Showpiece Technologies Ltd.
https://showpiece.com/
所有権を分割した上で売買するという試みについては郵趣界でも関心を引き、驚きの声と共に批判的な見方があったのも事実です。オーストラリアの某切手商は「結局はスタンレー・ギボンズがクラウドファンディングで1cマゼンタを買っただけじゃね―か!」と指摘していました。そもそもいきなり登場したショウピース・テクノロジーズなる会社が信用できるのかという向きもあったでしょう。ちなみに、スタンレー・ギボンズは同社の株20%を取得しています。
8万分割ということは1個あたり0.00125%でしかありませんが、それでも世界で最も有名な切手の一つと言っていい1cマゼンタの所有権を一部でも庶民が保有できるというのは夢のある話ではあります。というわけで世界各国の収集家が購入したようで、実は私も発売開始直後に購入しています。が、他人と同じことをやってもつまらないので、大半の人は多分1個購入するだけだろうと思い、私は複数個購入してみました。
これが所有権の保持を示す証明書です。個数はあえて伏せていますが、中央よりちょっと下の文章、”piece”ではなく複数形の”pieces”となっていることにご注目ください。

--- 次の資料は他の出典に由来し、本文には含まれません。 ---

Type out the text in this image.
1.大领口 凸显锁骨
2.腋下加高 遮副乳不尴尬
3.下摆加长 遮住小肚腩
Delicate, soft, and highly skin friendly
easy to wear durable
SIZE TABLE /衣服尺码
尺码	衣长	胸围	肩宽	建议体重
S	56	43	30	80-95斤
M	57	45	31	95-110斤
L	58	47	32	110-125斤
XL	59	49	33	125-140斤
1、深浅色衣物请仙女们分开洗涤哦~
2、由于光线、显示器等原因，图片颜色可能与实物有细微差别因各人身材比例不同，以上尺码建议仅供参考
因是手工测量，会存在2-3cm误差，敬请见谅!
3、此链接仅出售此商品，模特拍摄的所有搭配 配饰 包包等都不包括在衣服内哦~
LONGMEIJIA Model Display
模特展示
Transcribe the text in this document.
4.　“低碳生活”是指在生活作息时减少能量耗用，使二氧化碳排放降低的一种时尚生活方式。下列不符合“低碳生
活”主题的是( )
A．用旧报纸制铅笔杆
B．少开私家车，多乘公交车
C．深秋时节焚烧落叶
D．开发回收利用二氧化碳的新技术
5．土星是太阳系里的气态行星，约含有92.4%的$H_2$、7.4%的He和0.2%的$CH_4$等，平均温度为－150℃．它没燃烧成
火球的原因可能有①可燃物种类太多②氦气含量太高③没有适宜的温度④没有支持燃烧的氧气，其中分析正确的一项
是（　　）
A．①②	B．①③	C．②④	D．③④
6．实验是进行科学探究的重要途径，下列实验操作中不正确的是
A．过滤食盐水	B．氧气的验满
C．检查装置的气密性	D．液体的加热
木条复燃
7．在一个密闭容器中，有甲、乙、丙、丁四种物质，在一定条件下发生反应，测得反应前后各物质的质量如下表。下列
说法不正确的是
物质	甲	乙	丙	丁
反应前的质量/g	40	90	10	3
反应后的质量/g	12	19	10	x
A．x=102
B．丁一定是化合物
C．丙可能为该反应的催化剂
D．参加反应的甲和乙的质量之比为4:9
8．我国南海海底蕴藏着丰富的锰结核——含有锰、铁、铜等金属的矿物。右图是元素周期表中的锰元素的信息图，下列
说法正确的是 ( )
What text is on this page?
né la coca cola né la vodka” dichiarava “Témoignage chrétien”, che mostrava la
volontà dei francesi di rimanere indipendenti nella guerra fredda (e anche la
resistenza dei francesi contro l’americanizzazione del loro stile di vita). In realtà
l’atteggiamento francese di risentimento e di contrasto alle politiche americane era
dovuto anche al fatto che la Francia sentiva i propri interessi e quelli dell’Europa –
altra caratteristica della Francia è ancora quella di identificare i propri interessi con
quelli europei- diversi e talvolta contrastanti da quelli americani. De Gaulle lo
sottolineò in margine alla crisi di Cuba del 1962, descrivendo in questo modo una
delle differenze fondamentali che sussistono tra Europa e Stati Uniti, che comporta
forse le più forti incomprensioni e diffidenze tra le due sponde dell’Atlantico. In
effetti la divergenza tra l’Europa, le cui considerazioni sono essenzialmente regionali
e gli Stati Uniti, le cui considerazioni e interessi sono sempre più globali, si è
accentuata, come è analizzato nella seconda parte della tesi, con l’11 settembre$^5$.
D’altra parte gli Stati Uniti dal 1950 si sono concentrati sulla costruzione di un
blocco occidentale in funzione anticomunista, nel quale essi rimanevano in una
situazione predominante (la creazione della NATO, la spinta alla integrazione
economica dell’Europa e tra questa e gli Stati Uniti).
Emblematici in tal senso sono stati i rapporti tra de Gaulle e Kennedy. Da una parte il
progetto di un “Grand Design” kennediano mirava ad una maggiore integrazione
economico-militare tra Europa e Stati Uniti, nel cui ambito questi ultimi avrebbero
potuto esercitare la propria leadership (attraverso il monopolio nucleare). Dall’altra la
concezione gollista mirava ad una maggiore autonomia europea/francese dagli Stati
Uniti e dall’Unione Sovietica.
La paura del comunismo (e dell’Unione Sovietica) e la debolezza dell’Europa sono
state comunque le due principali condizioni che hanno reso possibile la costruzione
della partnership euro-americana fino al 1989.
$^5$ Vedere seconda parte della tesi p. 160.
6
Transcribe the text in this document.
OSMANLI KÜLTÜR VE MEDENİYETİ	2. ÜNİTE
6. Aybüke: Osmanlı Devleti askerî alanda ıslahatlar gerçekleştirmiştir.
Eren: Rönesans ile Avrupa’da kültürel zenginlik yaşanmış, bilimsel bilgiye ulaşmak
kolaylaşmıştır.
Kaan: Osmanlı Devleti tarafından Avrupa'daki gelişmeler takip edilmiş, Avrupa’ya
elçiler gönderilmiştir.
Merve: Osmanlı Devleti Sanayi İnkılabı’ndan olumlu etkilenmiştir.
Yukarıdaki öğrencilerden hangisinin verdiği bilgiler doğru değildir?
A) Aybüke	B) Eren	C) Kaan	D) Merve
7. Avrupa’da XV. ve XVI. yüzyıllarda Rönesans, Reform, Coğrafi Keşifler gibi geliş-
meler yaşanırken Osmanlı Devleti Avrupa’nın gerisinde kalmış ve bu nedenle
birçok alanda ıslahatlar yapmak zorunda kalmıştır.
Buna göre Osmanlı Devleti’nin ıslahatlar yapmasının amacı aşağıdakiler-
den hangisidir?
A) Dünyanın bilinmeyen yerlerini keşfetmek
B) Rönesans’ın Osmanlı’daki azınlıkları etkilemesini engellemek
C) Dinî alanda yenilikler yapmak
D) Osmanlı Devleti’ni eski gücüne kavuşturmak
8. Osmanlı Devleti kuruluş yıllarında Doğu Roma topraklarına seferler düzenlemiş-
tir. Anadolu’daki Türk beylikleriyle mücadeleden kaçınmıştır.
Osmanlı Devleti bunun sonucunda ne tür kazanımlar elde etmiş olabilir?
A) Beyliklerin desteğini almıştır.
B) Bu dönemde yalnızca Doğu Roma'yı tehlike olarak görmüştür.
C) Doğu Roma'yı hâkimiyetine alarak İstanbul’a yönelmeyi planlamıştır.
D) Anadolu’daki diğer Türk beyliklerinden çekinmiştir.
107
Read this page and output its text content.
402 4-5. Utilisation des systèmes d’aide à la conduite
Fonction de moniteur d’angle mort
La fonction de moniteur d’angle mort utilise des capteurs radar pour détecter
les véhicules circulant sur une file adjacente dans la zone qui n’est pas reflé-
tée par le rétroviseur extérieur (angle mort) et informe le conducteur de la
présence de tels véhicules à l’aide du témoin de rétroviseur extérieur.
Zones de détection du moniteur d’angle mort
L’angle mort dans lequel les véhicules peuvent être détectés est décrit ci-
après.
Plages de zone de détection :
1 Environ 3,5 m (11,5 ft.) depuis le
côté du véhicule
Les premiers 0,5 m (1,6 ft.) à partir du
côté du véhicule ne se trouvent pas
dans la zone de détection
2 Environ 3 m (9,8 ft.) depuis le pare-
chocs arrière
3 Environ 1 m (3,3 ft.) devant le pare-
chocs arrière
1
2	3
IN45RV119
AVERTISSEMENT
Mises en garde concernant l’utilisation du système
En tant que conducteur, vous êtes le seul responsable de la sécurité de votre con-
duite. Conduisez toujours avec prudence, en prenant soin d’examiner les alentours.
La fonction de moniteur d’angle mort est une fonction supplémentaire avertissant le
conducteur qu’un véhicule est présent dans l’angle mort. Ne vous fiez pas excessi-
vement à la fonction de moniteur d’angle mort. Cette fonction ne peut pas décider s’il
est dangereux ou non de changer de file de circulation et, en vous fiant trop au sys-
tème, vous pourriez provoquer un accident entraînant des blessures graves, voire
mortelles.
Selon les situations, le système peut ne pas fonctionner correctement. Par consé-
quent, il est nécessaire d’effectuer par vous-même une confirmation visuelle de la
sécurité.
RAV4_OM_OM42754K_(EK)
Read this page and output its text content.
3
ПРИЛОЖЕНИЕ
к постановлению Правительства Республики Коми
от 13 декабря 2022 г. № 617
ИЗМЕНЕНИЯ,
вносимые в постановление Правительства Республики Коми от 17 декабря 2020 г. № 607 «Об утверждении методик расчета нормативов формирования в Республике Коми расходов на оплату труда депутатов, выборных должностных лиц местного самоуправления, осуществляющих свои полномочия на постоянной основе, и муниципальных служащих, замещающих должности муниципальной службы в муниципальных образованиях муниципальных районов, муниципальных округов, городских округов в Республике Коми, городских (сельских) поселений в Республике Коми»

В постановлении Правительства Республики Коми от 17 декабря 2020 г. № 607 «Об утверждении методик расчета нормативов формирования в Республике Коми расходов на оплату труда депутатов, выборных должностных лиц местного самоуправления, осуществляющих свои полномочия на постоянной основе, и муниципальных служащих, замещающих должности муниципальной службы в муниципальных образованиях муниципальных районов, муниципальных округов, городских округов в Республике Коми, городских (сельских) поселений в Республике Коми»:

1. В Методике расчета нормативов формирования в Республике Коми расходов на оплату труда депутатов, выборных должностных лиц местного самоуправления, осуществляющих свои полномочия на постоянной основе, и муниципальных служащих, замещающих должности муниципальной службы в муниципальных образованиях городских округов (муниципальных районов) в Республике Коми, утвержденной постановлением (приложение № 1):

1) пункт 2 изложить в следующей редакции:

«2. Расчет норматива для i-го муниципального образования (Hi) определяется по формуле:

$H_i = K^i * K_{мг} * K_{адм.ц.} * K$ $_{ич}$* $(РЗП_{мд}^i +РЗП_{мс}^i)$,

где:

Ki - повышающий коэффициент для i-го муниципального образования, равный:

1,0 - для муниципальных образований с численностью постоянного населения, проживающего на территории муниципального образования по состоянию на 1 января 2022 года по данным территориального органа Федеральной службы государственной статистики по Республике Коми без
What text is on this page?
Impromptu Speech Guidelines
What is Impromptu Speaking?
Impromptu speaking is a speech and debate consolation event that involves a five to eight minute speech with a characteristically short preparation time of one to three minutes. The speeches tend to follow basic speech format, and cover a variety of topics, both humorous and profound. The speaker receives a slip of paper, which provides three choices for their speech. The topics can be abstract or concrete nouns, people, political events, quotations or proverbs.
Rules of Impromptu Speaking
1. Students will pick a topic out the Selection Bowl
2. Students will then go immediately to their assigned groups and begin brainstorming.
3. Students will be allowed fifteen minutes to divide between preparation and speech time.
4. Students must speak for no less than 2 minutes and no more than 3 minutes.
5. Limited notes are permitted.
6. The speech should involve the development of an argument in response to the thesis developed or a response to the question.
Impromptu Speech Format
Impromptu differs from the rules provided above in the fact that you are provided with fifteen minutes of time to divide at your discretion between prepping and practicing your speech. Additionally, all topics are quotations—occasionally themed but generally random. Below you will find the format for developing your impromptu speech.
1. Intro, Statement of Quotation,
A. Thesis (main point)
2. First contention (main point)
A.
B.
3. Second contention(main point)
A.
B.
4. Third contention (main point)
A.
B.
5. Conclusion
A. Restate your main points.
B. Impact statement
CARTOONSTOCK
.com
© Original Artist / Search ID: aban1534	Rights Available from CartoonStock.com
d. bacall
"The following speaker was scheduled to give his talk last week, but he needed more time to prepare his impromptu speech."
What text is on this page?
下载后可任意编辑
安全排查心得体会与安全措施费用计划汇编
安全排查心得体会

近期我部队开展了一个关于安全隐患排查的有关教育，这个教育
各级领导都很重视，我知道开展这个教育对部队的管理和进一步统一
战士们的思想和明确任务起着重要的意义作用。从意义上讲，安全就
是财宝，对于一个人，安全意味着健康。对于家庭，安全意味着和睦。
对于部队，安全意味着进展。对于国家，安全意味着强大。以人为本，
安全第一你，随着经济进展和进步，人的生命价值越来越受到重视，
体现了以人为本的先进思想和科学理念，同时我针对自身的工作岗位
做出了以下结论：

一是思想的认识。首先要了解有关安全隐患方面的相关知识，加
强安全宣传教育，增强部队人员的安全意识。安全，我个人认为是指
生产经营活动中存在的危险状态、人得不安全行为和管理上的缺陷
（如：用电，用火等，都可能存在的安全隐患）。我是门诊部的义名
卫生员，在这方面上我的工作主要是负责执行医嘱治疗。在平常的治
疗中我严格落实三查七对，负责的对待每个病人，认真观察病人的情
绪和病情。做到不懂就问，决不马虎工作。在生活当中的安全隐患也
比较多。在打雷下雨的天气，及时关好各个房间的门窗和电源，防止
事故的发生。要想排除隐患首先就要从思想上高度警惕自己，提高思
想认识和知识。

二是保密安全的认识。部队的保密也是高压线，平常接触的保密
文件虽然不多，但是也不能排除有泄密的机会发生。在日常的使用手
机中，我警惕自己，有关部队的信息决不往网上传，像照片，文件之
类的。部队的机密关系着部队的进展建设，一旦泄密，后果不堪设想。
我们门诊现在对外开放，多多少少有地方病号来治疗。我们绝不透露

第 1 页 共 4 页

これを買った途端に1cマゼンタが『何億円もする庶民には縁のない超希少切手』から、『所有権のごく一部を所有しイギリスにて保管されている切手』に変わるわけですから試みとしては非常に興味深いと思っています。切手収集を続けていると、こういう機会を得ることもあるので面白いですね。せっかく所有権を手に入れたわけですからいずれ実物を見てみたいものです。2016年のニューヨーク国際切手展で実物をご覧になったという方も、所有権を持った上で見るとまた違って見えるかもしれません。